To address barriers such as hardware costs and lack of specialized personnel in primary care settings, China has pioneered practical solutions including: Cloud-based AI systems (e.g., Wenzhou’s “Health Cloud Imaging Platform” integrating AI-assisted image analysis, covering > 90% of medical institutions and completing nearly 7 million AI-assisted diagnoses) and tele-diagnosis collaboration models within medical consortiums (e.g., Shanxi Province’s AI diagnostic system deployed across 85 township hospitals). These models aim to overcome technical capacity and resource constraints at the primary care level. However, significant implementation constraints persist, as such solutions heavily rely on high-performance hardware and complex network architectures, which severely limit their widespread adoption and sustainable operation in resource-constrained primary healthcare facilities.
Beyond technical challenges, the potential impact of AI on the clinician-patient relationship remains unclear. Regardless of AI-assisted diagnostic outcomes, the ultimate responsibility lies unequivocally with the clinician. We believe that the development of multimodal AI will extend beyond disease detection and diagnosis to encompass clinical decision support, including pathological diagnosis and metastasis prediction. The ultimate goal of multimodal AI is to create a system capable of comprehensively leveraging large-scale clinical data-such as radiological imaging, endoscopic images, histopathology, and genomic/metagenomic information-to enable precise prediction and assessment of disease risk, treatment response, likelihood of recurrence/metastasis, and both short-term and long-term prognoses.

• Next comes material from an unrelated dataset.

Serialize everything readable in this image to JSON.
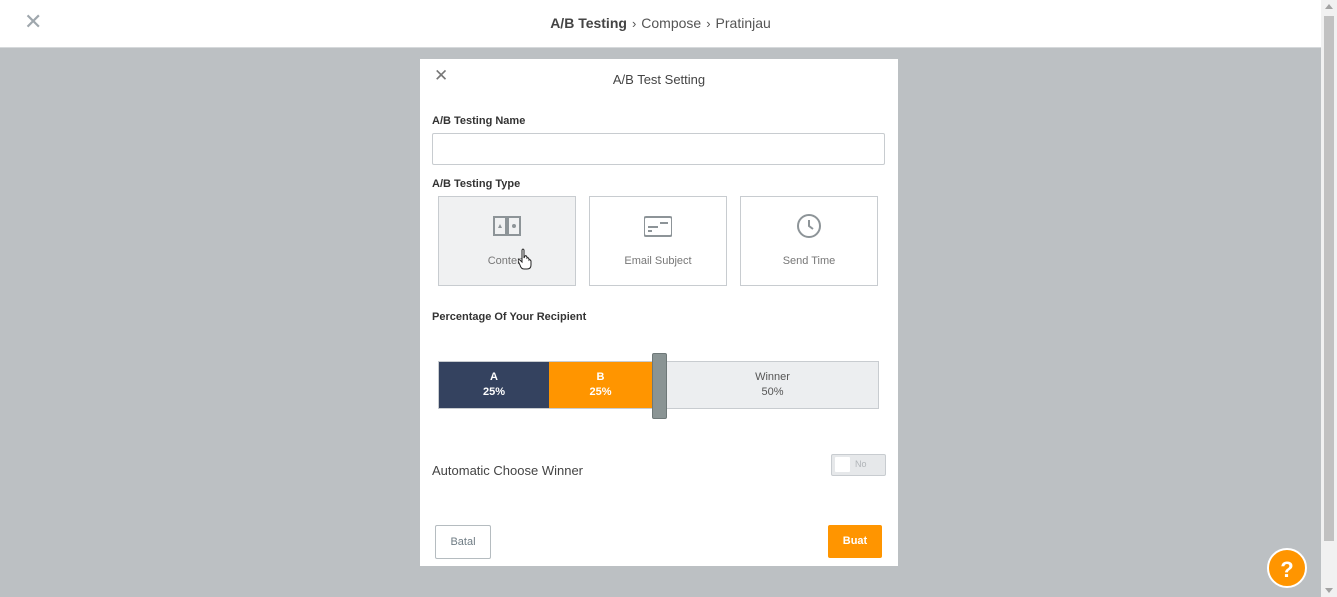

This article reviews the current applications of AI in common gastrointestinal and hepatic diseases. Research on the use of AI in this field is progressively transitioning from an exploratory stage towards building a solid evidence base for clinical practice. Therefore, we believe that AI will become routinely integrated into the clinical management of gastrointestinal and hepatic disorders in the future, particularly in key aspects such as early diagnosis, treatment decision support, and prognostic assessment, where AI will undergo continuous refinement and improvement through application.